In a recent case, if one more juror had been excused for cause there would not have been anyone left to take his place in the jury box. In that event, the trial would have been rescheduled. In another case, both lawyers agreed that they would give up the right to excuse three jurors each in order to get the case resolved.

I write this in hopes that citizens of Colorado will become better educated as to the need for their services, and that they will appear when summoned for this important task.

The right to a trial by jury is central to our form of government.
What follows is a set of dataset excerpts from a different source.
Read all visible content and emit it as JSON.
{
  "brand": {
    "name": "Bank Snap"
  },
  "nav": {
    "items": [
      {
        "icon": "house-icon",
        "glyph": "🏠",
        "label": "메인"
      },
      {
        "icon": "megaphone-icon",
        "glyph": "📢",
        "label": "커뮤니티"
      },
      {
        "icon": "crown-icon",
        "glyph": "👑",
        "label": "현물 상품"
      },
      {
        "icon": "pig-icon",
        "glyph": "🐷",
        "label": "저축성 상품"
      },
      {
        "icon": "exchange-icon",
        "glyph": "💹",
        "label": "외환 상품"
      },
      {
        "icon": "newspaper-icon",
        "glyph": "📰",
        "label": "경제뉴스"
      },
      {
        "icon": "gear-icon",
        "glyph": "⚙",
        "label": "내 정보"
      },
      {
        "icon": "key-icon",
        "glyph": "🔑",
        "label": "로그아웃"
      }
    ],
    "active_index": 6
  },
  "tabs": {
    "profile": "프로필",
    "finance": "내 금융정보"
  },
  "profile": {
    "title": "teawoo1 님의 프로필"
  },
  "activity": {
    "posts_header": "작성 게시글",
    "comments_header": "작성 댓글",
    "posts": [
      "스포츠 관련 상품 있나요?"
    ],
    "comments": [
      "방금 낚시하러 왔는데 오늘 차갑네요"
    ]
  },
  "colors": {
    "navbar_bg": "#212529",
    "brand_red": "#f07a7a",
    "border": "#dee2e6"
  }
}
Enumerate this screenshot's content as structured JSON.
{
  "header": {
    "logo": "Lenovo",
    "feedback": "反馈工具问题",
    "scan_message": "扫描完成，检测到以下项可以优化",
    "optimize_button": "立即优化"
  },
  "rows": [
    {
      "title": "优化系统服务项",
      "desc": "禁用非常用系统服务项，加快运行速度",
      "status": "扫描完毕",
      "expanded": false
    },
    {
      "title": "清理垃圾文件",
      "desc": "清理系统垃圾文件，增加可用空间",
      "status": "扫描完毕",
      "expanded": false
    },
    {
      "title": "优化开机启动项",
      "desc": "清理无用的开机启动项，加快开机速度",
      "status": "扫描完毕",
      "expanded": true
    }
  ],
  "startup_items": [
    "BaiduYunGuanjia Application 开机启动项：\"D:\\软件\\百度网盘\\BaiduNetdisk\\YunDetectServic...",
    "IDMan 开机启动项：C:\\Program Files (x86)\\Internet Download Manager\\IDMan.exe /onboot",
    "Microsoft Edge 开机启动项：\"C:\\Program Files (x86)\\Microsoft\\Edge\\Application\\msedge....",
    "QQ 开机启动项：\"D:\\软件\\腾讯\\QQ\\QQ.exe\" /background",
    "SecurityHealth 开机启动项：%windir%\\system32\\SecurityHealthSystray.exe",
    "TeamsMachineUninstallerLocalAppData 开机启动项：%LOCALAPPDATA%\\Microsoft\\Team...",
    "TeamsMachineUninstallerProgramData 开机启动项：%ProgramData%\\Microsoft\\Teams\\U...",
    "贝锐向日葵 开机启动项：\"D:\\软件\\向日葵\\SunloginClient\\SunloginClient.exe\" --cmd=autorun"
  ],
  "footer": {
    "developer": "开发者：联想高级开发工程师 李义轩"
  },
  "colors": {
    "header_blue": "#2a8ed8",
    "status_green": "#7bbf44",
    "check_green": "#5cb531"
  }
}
By having a jury decide guilt or innocence, we all are protected from governmental oppression or overzealous prosecutors or potentially biased judges. In many nations, there is no right to a trial by a jury of one’s peers. In America, we are blessed in that we have the right to a court appointed lawyer, the right to remain silent, the right to open public trials, and many other rights given to anyone charged with a crime.

However, along with every right comes a duty. The right to a jury trial also creates a duty to be willing to serve on a jury. If citizens fail to fulfill their duty, the right that goes with it will eventually disappear.

In addition to the frustration to the participants caused by a lack of jurors, there is a cost to the taxpayers. It costs the state taxpayers approximately 50 cents to print and mail each juror summons. In 2002, the state spent about $475,000 sending out 875,000 summonses.

We all need to do our part to see that taxpayers’ money is not wasted. I have instituted a policy of not accepting last-minute plea bargains unless unusual circumstances exist. I have done this to cut down on the number of juror summons’ that need to be sent out. Many of my fellow judges in Colorado are instituting similar practices in order to use tax revenues and court time efficiently. Our goal is to not schedule trials that will not take place. Likewise, we want the participants to be assured that if a trial is scheduled, it will take place as scheduled. In order to accomplish this, we need the cooperation of all citizens.

There are legitimate reasons for summoned jurors to not serve. For instance, in cases of medical hardship, a call to the court can often lead to the potential juror being excused without the necessity of a court appearance. However, deciding not to show up without requesting a deferral of jury service is not acceptable and causes harm to all of us.

Perhaps one reason summoned jurors fail to appear is financial. This problem actually does not exist for most persons. Jurors are entitled to be paid regular wages, not to exceed $50 per day, unless mutually agreed upon with the employer, for the first three days of service from their employer and to compensation at the rate of $50 per day from the state if serving for more then three days.

The failure of an employer to pay normal wages makes it liable for treble damages and reasonable attorney fees incurred by the employee in enforcing the right to pay. The employer faces the same penalties, plus the issuance of court orders preventing further harassment if it harasses its employees for fulfilling their jury duty. In addition, an employer who willfully violates the law is guilty of a Class 2 misdemeanor, and faces a possible fine of up to $1000 and/or a jail sentence of up to one year.

A court can issue contempt citations and impose fines or even jail sentences on summoned jurors who wrongfully fail to appear. The failure to appear is also punishable as a Class 3 misdemeanor, which could lead to a fine of up to $750 and/or a jail sentence of up to six months.

There is no doubt that serving on a jury is an inconvenience. However, the inconvenience is outweighed by the rewards of fulfilling one’s civic and patriotic duty to help keep our system of justice the fairest in the world. Remember, it could be your case that is unnecessarily delayed and your tax dollars that are wasted when trials are continued because of a lack of jurors.

Wayne Patton is a judge based in Lake County, part of the 5th Judicial District that also serves Eagle County.